USA Today tells me that Americans spend on average $65 per head on Halloween-related cr*p. $20 of this goes for candy, apparently. I spent $4 on two small bags of seasonal-looking candy kisses, some of which has gone into the craws of assorted pals, one utterly inadvertently into the dawg ( she lived!,) and the rest, most of the bags, is sitting near the front door wondering what in hell ever happened to Trick or Treaters? ! I had a carved and lighted punkin up, too.
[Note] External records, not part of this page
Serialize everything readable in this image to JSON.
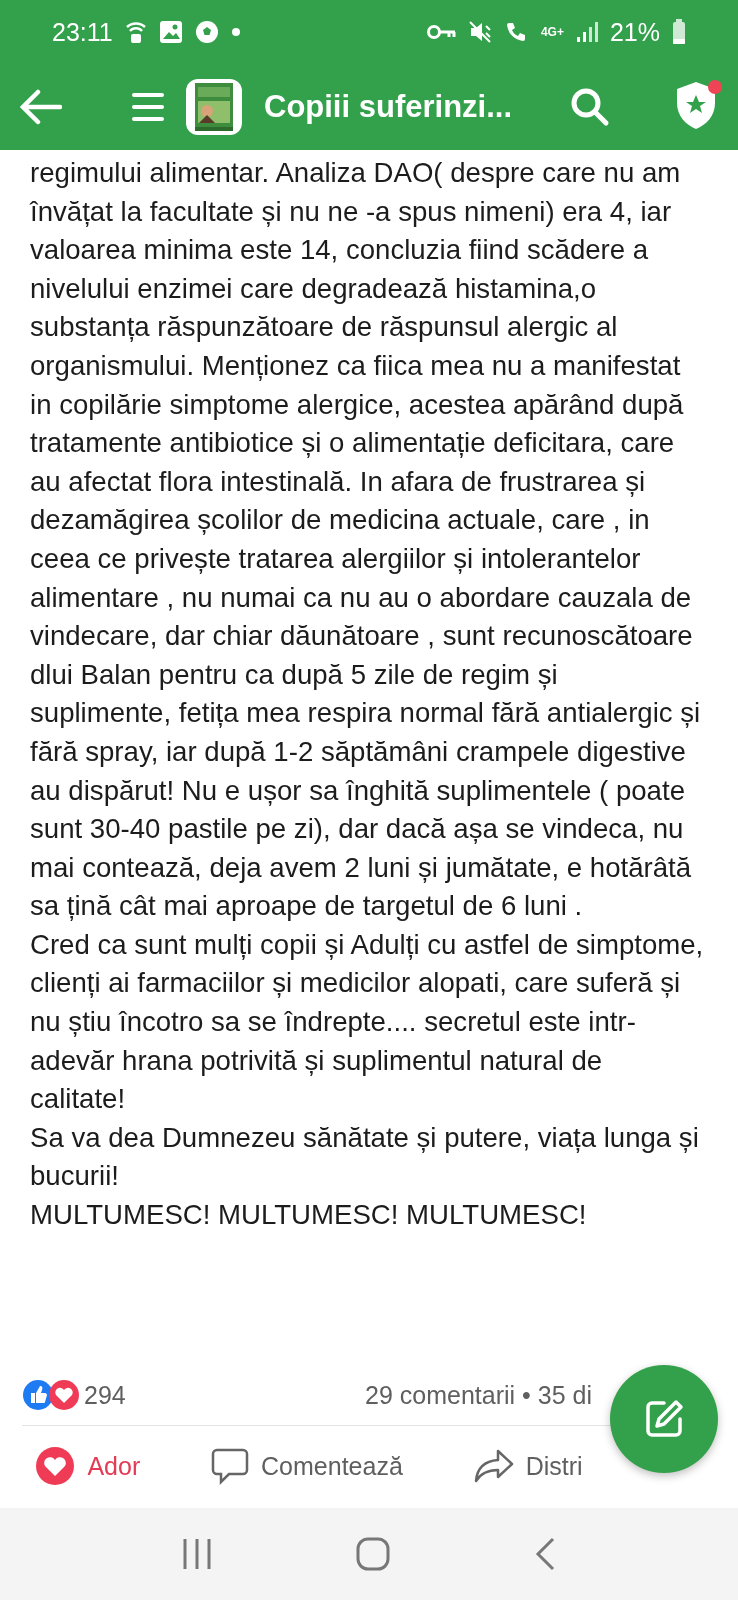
{
  "status_bar": {
    "time": "23:11",
    "network": "4G+",
    "battery": "21%"
  },
  "header": {
    "title": "Copiii suferinzi...",
    "notification_dot": true
  },
  "post": {
    "paragraphs": [
      "regimului alimentar. Analiza DAO( despre care nu am învățat la facultate și nu ne -a spus nimeni) era 4, iar valoarea minima este 14, concluzia fiind scădere a nivelului enzimei care degradează histamina,o substanța răspunzătoare de răspunsul alergic al organismului. Menționez ca fiica mea nu a manifestat in copilărie simptome alergice, acestea apărând după tratamente antibiotice și o alimentație deficitara, care au afectat flora intestinală. In afara de frustrarea și dezamăgirea școlilor de medicina actuale, care , in ceea ce privește tratarea alergiilor și intolerantelor alimentare , nu numai ca nu au o abordare cauzala de vindecare, dar chiar dăunătoare , sunt recunoscătoare dlui Balan pentru ca după 5 zile de regim și suplimente, fetița mea respira normal fără antialergic și fără spray, iar după 1-2 săptămâni crampele digestive au dispărut! Nu e ușor sa înghită suplimentele ( poate sunt 30-40 pastile pe zi), dar dacă așa se vindeca, nu mai contează, deja avem 2 luni și jumătate, e hotărâtă sa țină cât mai aproape de targetul de 6 luni .",
      "Cred ca sunt mulți copii și Adulți cu astfel de simptome, clienți ai farmaciilor și medicilor alopati, care suferă și nu știu încotro sa se îndrepte.... secretul este intr-adevăr hrana potrivită și suplimentul natural de calitate!",
      "Sa va dea Dumnezeu sănătate și putere, viața lunga și bucurii!",
      "MULTUMESC! MULTUMESC! MULTUMESC!"
    ]
  },
  "reactions": {
    "count": "294",
    "comments": "29 comentarii • 35 di"
  },
  "actions": [
    {
      "kind": "love",
      "label": "Ador",
      "selected": true
    },
    {
      "kind": "comment",
      "label": "Comentează",
      "selected": false
    },
    {
      "kind": "share",
      "label": "Distri",
      "selected": false
    }
  ]
}
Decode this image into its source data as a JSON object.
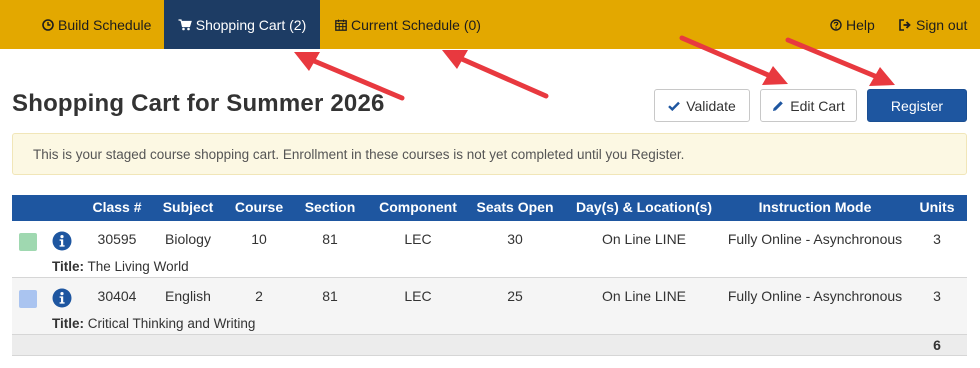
{
  "nav": {
    "build_schedule": "Build Schedule",
    "shopping_cart": "Shopping Cart (2)",
    "current_schedule": "Current Schedule (0)",
    "help": "Help",
    "sign_out": "Sign out"
  },
  "page": {
    "title": "Shopping Cart for Summer 2026"
  },
  "buttons": {
    "validate": "Validate",
    "edit_cart": "Edit Cart",
    "register": "Register"
  },
  "alert": {
    "text": "This is your staged course shopping cart. Enrollment in these courses is not yet completed until you Register."
  },
  "table": {
    "headers": [
      "Class #",
      "Subject",
      "Course",
      "Section",
      "Component",
      "Seats Open",
      "Day(s) & Location(s)",
      "Instruction Mode",
      "Units"
    ],
    "title_label": "Title:",
    "rows": [
      {
        "class_num": "30595",
        "subject": "Biology",
        "course": "10",
        "section": "81",
        "component": "LEC",
        "seats_open": "30",
        "days_location": "On Line LINE",
        "instruction_mode": "Fully Online - Asynchronous",
        "units": "3",
        "title": "The Living World",
        "swatch_color": "#9fd8b0"
      },
      {
        "class_num": "30404",
        "subject": "English",
        "course": "2",
        "section": "81",
        "component": "LEC",
        "seats_open": "25",
        "days_location": "On Line LINE",
        "instruction_mode": "Fully Online - Asynchronous",
        "units": "3",
        "title": "Critical Thinking and Writing",
        "swatch_color": "#aac4f0"
      }
    ],
    "total_units": "6"
  },
  "colors": {
    "nav_bg": "#e3a800",
    "nav_active": "#1d3c64",
    "primary": "#1e56a0",
    "annotation_arrow": "#e8393f"
  },
  "icons": {
    "build_schedule": "clock-icon",
    "shopping_cart": "cart-icon",
    "current_schedule": "calendar-icon",
    "help": "question-circle-icon",
    "sign_out": "sign-out-icon",
    "validate": "check-icon",
    "edit_cart": "pencil-icon",
    "row_info": "info-circle-icon"
  }
}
Moving on--I noticed belatedly that the Queen of mushroom soup in a can, Peg Bracken, had died in Oregon. Her "I Hate to Cook Book" is out of print, "doubtless a casualty of the Age of Arugula," as the NYTimes obit put it. Back in the day when mothers like mine left Halloween costuming to the kids, as in --"go look in the closet-- be a tramp? ( The freightcar riding variety.) A ghost?" -- Peg Bracken was a blast of sardonic joy. "Some women, it is said, love to cook. This book is not for them," began her classic tome, published in 1960. If a recipe was fast, easy and straightforward, it was good, period. ( Frozen foods, canned foods, dried foods in cans, all were stars in this anti-Fanny Farmer, nothing- from- scratch, approach. )
Mind you, by the time Bracken's book came out, with no tiny kids to feed, my mother had already moved rapidly away from once-a-week meatloaf and pork chops with apple sauce. ( The meatloaf was never really jettisoned it was so damn good .) She subscribed to Gourmet and enjoyed experimenting. Urged along by her, ours was the first family to walk through the red and gold doorway of the first Chinese restaurant to open in our suburban area.
Peg Bracken was funny and liberating, freeing multitudes of women from guilt, on a topic traditionally taken very seriously. Throw fodder at your family-- spare me the cutesy baby veggies, for gawd's sake--- and then go have a ciggie.